31.12.2007 amputacja piersi prawej metodą Pateya
Carcinoma mammae, G2, ER+, PGR+, HER2-
Przez 5 lat kolejno Tamoksifen, Egistrozol, Mamostrol
Po ponad 7 latach rak piersi lewej
21.08.2015 amputacja piersi lewej
ER-, PR-, HER2+++
4xAC i rok Herceptyna

Offline braja

  • Swojaki
  • Wtajemniczona
  • *
  • Wiadomości: 2927
Odp: Madhuvan- Miodowy Las Kryszny
« Odpowiedź #1098 dnia: Marca 27, 2017, 02:53:22 pm »
Myślę, że tak. w końcu wiele osób zdaje sobie sprawę z tego, ze umiera, czy to z racji wieku czy ciezkiej choroby, czy po jakims wypadku. A przynajmniej ci, ktorzy czytali ksiązki doktora Moody powinni sie domyslić ;)
rak piersi przewodowy inwazyjny i nieinwazyjny, G3, T3N2a, potrójnie ujemny
zajęte 7 węzłów
chemia przedoperacyjna 4 AT 
mastektomia radykalna luty 2012
chemia pooperacyjna 4 TAC
radioterapia

Offline braja

  • Swojaki
  • Wtajemniczona
  • *
  • Wiadomości: 2927
Odp: Madhuvan- Miodowy Las Kryszny
« Odpowiedź #1099 dnia: Marca 28, 2017, 08:01:16 pm »


A wieczorem jakos tak dojrzałam dziwne znamię u mamy na plecach. I co, jaka reakcja? Jak zwykle: "Przecież wiadomo co to jest, miałam tu gazetę. Mam to od bardzo dawna, już za późno"

"No jak za późno, na co za póżno, przecież nawet nie wiesz co to jest?"

"Wiadomo co to jest, już mi nic nie pomoże"

Moja mama wygłasza takie teksty od kiedy pamiętam. Zawsze "miała raka" i "już nic jej nie mogło pomóc". I tak z tym "rakiem" i "zniszczonymi nerkami" i "cukrzycą", których też nigdy nie diagnozowala, dożyła 78 roku zycia.

Tylko, że teraz te neurotyczne teksty już nie brzmią tak smiesznie. W ubiegłym roku diagnozowała "raka płuc" (pali jak smok), ale płuca były czyste. W tym, od czasu gdy cioci sie pogorszyło, mama prawie nic nie je, schudła 16 kg. A znamię wyglada rzeczywiscie paskudnie. Czy istnieje jakis sposób, żeby upartego neurotyka zmusić do pójscia do lekarza?

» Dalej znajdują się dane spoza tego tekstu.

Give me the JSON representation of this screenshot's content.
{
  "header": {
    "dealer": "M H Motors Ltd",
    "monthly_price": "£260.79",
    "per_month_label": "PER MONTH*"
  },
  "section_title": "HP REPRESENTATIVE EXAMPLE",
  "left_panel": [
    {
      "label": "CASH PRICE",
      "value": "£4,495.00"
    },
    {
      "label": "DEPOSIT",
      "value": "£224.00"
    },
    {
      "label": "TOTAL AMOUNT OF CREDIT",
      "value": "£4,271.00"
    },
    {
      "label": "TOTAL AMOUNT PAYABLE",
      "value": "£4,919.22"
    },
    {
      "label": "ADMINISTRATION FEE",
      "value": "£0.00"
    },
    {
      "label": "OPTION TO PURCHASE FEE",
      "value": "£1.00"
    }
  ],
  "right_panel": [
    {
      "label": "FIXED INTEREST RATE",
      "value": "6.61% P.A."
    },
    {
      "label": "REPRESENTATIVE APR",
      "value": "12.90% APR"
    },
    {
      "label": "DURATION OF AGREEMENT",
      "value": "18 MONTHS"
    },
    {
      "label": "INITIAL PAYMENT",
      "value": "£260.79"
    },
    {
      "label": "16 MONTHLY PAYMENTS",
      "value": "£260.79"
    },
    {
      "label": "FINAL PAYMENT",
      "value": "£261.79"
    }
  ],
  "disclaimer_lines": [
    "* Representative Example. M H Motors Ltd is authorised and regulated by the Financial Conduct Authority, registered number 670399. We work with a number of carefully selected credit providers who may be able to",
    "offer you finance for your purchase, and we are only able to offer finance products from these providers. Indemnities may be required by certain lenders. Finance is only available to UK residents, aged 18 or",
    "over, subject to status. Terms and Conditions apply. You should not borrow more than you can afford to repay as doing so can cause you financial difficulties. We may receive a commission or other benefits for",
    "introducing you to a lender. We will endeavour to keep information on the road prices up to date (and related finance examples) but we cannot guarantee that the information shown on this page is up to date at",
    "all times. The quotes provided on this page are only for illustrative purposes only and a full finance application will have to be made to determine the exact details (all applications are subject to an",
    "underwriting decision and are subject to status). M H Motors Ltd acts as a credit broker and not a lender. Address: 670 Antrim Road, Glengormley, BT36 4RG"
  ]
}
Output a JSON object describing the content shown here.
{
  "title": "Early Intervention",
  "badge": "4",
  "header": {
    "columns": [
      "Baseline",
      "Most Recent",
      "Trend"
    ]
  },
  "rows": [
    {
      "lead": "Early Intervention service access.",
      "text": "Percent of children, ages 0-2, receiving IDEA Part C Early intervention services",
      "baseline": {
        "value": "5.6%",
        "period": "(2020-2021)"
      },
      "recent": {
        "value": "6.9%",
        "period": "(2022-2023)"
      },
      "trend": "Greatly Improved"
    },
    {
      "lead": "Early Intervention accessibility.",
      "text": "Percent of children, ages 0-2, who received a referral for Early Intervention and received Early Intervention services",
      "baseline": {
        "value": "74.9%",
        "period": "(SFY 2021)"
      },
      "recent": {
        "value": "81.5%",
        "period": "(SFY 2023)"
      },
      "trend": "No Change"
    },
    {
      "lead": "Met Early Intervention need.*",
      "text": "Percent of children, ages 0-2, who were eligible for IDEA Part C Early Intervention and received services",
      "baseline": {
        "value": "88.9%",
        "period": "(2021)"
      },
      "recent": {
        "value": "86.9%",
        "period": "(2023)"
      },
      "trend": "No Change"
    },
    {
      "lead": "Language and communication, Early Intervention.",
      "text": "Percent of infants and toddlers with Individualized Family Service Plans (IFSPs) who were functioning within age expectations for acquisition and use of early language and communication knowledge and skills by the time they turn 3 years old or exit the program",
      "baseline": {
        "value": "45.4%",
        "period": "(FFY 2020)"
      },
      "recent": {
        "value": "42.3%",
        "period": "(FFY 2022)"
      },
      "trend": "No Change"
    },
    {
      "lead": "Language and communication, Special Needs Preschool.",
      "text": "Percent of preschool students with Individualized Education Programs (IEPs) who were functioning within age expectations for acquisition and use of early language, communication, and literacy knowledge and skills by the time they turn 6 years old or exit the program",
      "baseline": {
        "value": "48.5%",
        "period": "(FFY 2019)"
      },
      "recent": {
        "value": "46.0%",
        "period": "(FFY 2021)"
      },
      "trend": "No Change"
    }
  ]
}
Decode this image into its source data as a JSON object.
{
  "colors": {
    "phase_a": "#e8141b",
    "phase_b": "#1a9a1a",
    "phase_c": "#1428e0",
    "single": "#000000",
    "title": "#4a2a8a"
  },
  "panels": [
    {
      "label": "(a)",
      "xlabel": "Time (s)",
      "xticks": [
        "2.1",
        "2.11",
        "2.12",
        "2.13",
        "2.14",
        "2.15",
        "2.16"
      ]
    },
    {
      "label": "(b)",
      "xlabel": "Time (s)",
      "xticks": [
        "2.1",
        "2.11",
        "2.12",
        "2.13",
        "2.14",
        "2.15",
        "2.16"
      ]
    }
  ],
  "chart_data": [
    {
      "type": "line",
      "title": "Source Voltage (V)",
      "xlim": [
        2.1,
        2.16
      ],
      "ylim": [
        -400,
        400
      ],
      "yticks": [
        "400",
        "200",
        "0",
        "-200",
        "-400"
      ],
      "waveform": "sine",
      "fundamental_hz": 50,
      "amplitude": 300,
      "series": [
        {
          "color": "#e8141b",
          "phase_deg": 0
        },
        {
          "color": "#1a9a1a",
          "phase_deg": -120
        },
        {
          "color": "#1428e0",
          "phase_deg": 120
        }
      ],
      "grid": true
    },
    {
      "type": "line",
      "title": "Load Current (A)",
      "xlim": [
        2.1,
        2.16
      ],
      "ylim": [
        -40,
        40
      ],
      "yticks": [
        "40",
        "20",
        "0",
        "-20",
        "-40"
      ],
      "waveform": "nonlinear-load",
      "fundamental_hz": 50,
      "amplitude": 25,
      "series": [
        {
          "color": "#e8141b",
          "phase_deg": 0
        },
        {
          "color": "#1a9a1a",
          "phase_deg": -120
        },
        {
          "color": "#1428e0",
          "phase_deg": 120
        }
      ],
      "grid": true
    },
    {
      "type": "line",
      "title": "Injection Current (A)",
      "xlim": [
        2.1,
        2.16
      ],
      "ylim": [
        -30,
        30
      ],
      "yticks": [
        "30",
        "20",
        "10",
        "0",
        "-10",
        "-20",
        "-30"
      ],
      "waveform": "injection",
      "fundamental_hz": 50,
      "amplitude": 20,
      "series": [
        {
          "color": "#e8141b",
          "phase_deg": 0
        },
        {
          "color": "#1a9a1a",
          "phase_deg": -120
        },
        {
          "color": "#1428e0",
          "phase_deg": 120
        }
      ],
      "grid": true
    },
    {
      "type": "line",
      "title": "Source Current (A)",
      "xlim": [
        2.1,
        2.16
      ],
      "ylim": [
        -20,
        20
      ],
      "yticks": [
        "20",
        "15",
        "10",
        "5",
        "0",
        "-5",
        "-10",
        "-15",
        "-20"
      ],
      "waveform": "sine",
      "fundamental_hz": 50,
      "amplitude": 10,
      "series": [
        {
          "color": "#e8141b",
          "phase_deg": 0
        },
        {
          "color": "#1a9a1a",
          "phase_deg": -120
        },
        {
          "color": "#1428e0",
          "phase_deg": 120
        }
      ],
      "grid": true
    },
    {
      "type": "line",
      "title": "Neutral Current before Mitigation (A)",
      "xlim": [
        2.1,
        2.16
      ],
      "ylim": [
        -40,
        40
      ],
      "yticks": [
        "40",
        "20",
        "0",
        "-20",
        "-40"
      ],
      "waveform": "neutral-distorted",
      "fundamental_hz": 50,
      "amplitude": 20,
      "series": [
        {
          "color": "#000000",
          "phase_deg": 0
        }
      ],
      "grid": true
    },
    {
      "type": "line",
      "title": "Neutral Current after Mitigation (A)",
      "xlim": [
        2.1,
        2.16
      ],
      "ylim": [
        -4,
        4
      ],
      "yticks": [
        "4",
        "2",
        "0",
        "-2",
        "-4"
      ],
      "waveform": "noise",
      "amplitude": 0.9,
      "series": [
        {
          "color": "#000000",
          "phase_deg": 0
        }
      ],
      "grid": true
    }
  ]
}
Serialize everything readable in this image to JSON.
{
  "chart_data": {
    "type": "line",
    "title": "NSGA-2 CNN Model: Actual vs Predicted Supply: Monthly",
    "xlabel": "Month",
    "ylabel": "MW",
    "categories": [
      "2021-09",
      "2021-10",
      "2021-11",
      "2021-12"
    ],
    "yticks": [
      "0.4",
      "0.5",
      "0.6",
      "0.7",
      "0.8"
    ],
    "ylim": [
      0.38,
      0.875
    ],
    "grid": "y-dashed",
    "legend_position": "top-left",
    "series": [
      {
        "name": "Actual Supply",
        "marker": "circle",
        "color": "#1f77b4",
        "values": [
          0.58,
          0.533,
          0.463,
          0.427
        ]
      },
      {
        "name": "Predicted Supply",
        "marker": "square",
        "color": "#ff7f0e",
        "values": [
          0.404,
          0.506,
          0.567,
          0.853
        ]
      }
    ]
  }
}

Nie miałam czasu napisac update`u. dumna jestem z mamy! Poszła w koncu do lekarza, najpierw na wizytę. Mrukliwy doktor pooglądał. "Czy to rakowe?" zapytała. "A co nie jest rakowe, wszystko jest" odburknął. Umówiła się na biopsję. A w miedzyczasie zrobila wreszcie badanie na hormony tarczycy i wyszła nadczynność (chudnięcie wyjasnione, bo chudła jeszcze zanim pojechała do cioci).

Wynik biopsji- rak bazalny skóry. Sie zdziwiłam, bo nie porzestali na wycieciu tylko jeszcze ma prócz tego 5 naswietlań plus maśc z 5 fruoro cośtam. No ale to duze było.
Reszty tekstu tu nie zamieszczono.